Natural gas prices are particularly high in Europe, because of the Russian invasion of Ukraine. Europe was already facing a gas shortage before the war, because gas supply has been low around the world and Europe is competing with Asian importers for scarce supplies. But the Russian invasion has caused even more uncertainty in the market and caused prices to rise further.
European refineries run on natural gas, so their costs are rising now. Because of that cost increase, they’ve boosted the price of products like diesel. U.S refiners also run on natural gas, but they have access to much cheaper supply, because the U.S. is the largest producer of natural gas and the prices here are much lower than they are overseas. So U.S. refiners benefit from the overall rise in prices for products while paying much lower input costs. That’s led to sky-high margins in recent weeks, and rising stock prices.
In addition, uncertainty about Russian energy exports has led to the prices of certain refined products like diesel rising sharply in recent weeks, further boosting refinery margins.
“Russia exports almost exactly a million barrels a day of diesel to the world,” said Matthew Blair, energy analyst at Tudor Pickering Holt & Co. “That’s about 4% of global diesel consumption. For the average layperson, 4% doesn’t sound like a lot. But for this kind of a business potentially taking 4% of global distillate supply out of the pool is a big deal. And it’s coming on a distillate market where inventories are super low to begin with.”
U.S. refinery stocks have done well this year. Small-cap PBF Energy (PBF) is up 68%, Valero Energy (VLO) and Marathon Petroleum (MPC) have risen 17%, and Phillips 66 (PSX) is up 4.5%.
One exception is Par Pacific (PARR), a small refinery company whose stock is down 26% this year.

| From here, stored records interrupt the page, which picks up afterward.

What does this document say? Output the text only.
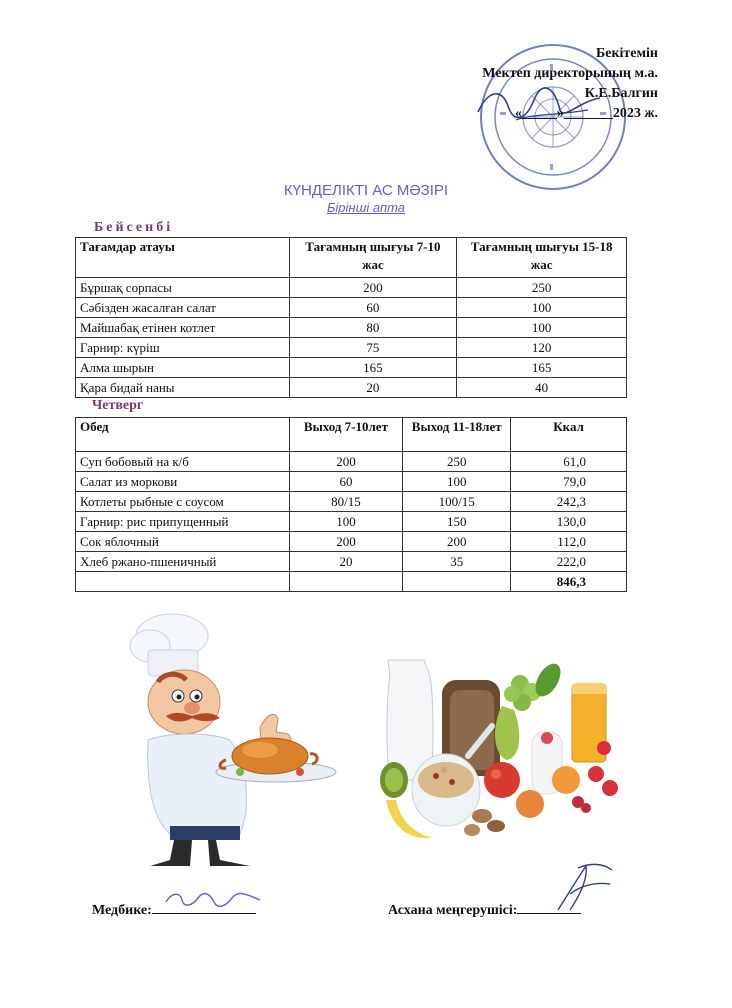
Бекітемін
Мектеп директорының м.а.
К.Е.Балгин
«_____»_______2023 ж.
КҮНДЕЛІКТІ АС МӘЗІРІ
Бірінші апта
Бейсенбі
Тағамдар атауы	Тағамның шығуы 7-10 жас	Тағамның шығуы 15-18 жас
Бұршақ сорпасы	200	250
Сәбізден жасалған салат	60	100
Майшабақ етінен котлет	80	100
Гарнир: күріш	75	120
Алма шырын	165	165
Қара бидай наны	20	40
Четверг
Обед	Выход 7-10лет	Выход 11-18лет	Ккал
Суп бобовый на к/б	200	250	61,0
Салат из моркови	60	100	79,0
Котлеты рыбные с соусом	80/15	100/15	242,3
Гарнир: рис припущенный	100	150	130,0
Сок яблочный	200	200	112,0
Хлеб ржано-пшеничный	20	35	222,0
			846,3
Медбике:	Асхана меңгерушісі:
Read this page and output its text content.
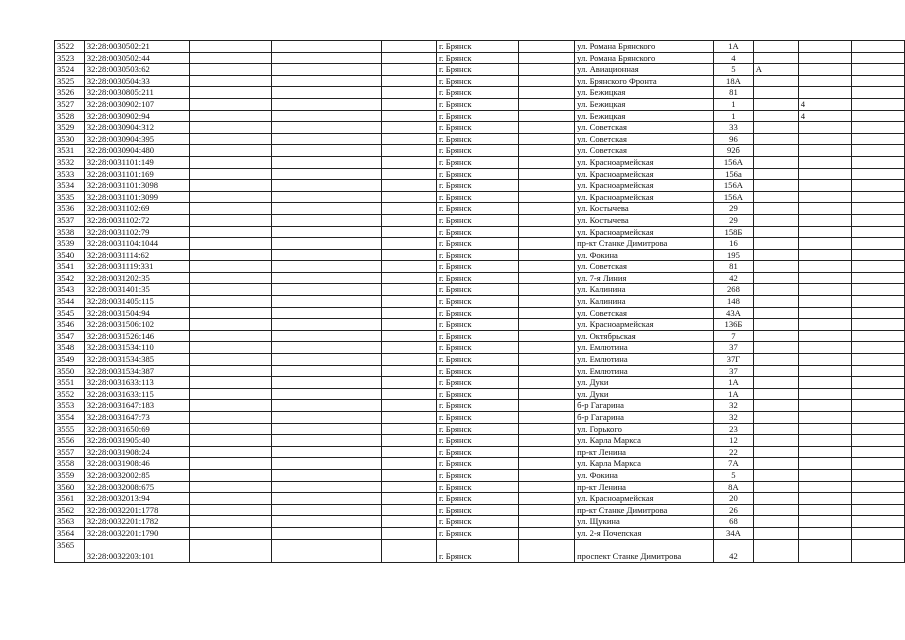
3522	32:28:0030502:21				г. Брянск		ул. Романа Брянского	1А			
3523	32:28:0030502:44				г. Брянск		ул. Романа Брянского	4			
3524	32:28:0030503:62				г. Брянск		ул. Авиационная	5	А		
3525	32:28:0030504:33				г. Брянск		ул. Брянского Фронта	18А			
3526	32:28:0030805:211				г. Брянск		ул. Бежицкая	81			
3527	32:28:0030902:107				г. Брянск		ул. Бежицкая	1		4	
3528	32:28:0030902:94				г. Брянск		ул. Бежицкая	1		4	
3529	32:28:0030904:312				г. Брянск		ул. Советская	33			
3530	32:28:0030904:395				г. Брянск		ул. Советская	96			
3531	32:28:0030904:480				г. Брянск		ул. Советская	92б			
3532	32:28:0031101:149				г. Брянск		ул. Красноармейская	156А			
3533	32:28:0031101:169				г. Брянск		ул. Красноармейская	156а			
3534	32:28:0031101:3098				г. Брянск		ул. Красноармейская	156А			
3535	32:28:0031101:3099				г. Брянск		ул. Красноармейская	156А			
3536	32:28:0031102:69				г. Брянск		ул. Костычева	29			
3537	32:28:0031102:72				г. Брянск		ул. Костычева	29			
3538	32:28:0031102:79				г. Брянск		ул. Красноармейская	158Б			
3539	32:28:0031104:1044				г. Брянск		пр-кт Станке Димитрова	16			
3540	32:28:0031114:62				г. Брянск		ул. Фокина	195			
3541	32:28:0031119:331				г. Брянск		ул. Советская	81			
3542	32:28:0031202:35				г. Брянск		ул. 7-я Линия	42			
3543	32:28:0031401:35				г. Брянск		ул. Калинина	268			
3544	32:28:0031405:115				г. Брянск		ул. Калинина	148			
3545	32:28:0031504:94				г. Брянск		ул. Советская	43А			
3546	32:28:0031506:102				г. Брянск		ул. Красноармейская	136Б			
3547	32:28:0031526:146				г. Брянск		ул. Октябрьская	7			
3548	32:28:0031534:110				г. Брянск		ул. Емлютина	37			
3549	32:28:0031534:385				г. Брянск		ул. Емлютина	37Г			
3550	32:28:0031534:387				г. Брянск		ул. Емлютина	37			
3551	32:28:0031633:113				г. Брянск		ул. Дуки	1А			
3552	32:28:0031633:115				г. Брянск		ул. Дуки	1А			
3553	32:28:0031647:183				г. Брянск		б-р Гагарина	32			
3554	32:28:0031647:73				г. Брянск		б-р Гагарина	32			
3555	32:28:0031650:69				г. Брянск		ул. Горького	23			
3556	32:28:0031905:40				г. Брянск		ул. Карла Маркса	12			
3557	32:28:0031908:24				г. Брянск		пр-кт Ленина	22			
3558	32:28:0031908:46				г. Брянск		ул. Карла Маркса	7А			
3559	32:28:0032002:85				г. Брянск		ул. Фокина	5			
3560	32:28:0032008:675				г. Брянск		пр-кт Ленина	8А			
3561	32:28:0032013:94				г. Брянск		ул. Красноармейская	20			
3562	32:28:0032201:1778				г. Брянск		пр-кт Станке Димитрова	26			
3563	32:28:0032201:1782				г. Брянск		ул. Щукина	68			
3564	32:28:0032201:1790				г. Брянск		ул. 2-я Почепская	34А			
3565	32:28:0032203:101				г. Брянск		проспект Станке Димитрова	42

Par, which has refining operations in Hawaii, has historically imported more Russian crude than its rivals—about 14% of the products that run through its refineries, according to Blair. That’s largely because of the proximity of Russia to its Hawaii operations, Blair said. Russia accounts for 8% of Valero’s throughputs, and an even smaller amount at other companies, Blair said.
Beyond exposure to Russia, there are other reasons the current market poses problems for refiners—though not enough to outweigh the benefits of growing product margins. The oil futures market is now trading in a pattern called backwardation, where prices for contracts many months in the future are lower than current prices. For refiners, that poses a problem because they need to hold some of the crude they buy in storage and thus the product they are holding is steadily diminishing in value. “Every month that’s a little bit of a headwind,” Blair said.
For now, the positive factors are outweighing the negatives for most of the companies, however.